Say the app is a Life Dashboard, where each user profile has all kinds of disparate data, from favorite movies, to money spending statistics, to pictures. And since its a dash, we want to return all of it to the single page app upon user login.

Is this a use case for denormalization? without denormalization, it would require multiple queries just to return the first request: an authorization query, followed by one for each of the potentially 10-15 different normalized tables on userID. is this common? or in this case is denormalization or even switching to NoSql the preferred method? or case by case depending on how whether we want each entity in the normalized table represented and queryable?

  • 2
    Can you show us your current data model? I don't really see why the retrieval of a single user profile requires more than one query. How is your "profile" stored in the database? Jan 17, 2016 at 14:56
  • Are you having performance problems? Is the database structure the culprit? Jan 18, 2016 at 0:43

2 Answers 2


Normalization is not done to make reading data easier or more efficient. Normalization is done to make changing data simpler and less risky. It's when you insert, update or delete data that you will see the benefits of normalization.

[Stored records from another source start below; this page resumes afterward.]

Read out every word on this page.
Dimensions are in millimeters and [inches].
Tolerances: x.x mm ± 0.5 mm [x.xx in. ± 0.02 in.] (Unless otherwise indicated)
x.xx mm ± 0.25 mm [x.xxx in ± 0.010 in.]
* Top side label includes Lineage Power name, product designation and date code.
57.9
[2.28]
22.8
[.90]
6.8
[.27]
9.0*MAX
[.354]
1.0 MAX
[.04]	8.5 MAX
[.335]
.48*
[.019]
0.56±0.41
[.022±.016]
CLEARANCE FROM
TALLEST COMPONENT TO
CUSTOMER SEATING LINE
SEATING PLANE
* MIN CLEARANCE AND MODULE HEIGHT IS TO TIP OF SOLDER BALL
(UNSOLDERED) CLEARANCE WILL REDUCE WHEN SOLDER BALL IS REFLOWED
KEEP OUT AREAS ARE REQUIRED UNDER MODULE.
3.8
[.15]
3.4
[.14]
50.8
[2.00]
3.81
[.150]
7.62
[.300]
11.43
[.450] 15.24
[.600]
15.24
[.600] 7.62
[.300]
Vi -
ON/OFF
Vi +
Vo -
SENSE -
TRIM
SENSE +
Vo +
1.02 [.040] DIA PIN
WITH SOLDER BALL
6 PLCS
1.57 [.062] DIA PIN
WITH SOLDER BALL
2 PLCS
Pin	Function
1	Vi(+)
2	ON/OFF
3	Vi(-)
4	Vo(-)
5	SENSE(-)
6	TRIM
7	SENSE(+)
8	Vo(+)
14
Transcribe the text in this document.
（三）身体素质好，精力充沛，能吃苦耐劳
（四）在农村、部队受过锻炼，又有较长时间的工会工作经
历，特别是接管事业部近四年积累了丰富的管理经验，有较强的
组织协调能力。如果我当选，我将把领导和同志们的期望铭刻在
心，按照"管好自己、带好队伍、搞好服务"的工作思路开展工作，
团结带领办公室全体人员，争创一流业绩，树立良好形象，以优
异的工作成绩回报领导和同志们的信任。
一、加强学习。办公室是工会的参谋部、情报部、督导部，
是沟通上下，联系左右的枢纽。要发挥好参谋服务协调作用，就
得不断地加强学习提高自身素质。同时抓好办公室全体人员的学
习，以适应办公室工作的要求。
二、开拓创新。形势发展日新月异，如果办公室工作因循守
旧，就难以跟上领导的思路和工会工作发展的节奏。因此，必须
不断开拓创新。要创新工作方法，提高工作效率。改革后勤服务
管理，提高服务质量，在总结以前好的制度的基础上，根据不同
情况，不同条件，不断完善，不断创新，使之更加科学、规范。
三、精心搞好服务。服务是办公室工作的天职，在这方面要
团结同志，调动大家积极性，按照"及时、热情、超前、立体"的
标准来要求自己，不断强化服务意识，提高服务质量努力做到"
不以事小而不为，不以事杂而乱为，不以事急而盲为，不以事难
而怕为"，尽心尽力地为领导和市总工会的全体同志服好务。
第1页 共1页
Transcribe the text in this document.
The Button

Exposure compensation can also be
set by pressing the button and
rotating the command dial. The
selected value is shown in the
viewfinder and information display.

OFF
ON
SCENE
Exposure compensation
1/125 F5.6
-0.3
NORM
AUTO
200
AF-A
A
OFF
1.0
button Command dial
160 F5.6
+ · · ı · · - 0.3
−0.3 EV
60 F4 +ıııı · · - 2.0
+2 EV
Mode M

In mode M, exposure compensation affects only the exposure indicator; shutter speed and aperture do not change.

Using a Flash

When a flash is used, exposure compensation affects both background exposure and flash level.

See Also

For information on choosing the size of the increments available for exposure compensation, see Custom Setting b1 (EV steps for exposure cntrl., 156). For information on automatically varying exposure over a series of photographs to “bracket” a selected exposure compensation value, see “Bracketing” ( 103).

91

Therefore, if you are going to update your data much less frequently than you are going to read it, for example, if your data almost never changes, then optimizing for reading might make good sense. However, if you are going to be adding new data and changing existing data pretty often then you will be better off with Third Normal Form (3NF) as your starting point for your database design.


It seems like you have a number of lists for each user. There should be separate tables, with separate queries for each list. Look into database normalization. Third Normal Form (3NF) should be your minimal starting point. Data in lesser forms is likely to become inconsistent over time.

The design is likely to end up with a profile table and a number of subject area child tables.

Trying to retrieve all the data in one query will create significant issues on retrieval, as you will need to deal with Cartesian Products in the result set. You may find your design ends up with different views where views match to database tables. If you generate reports, then sections are likely have a high degree of correlation with tables.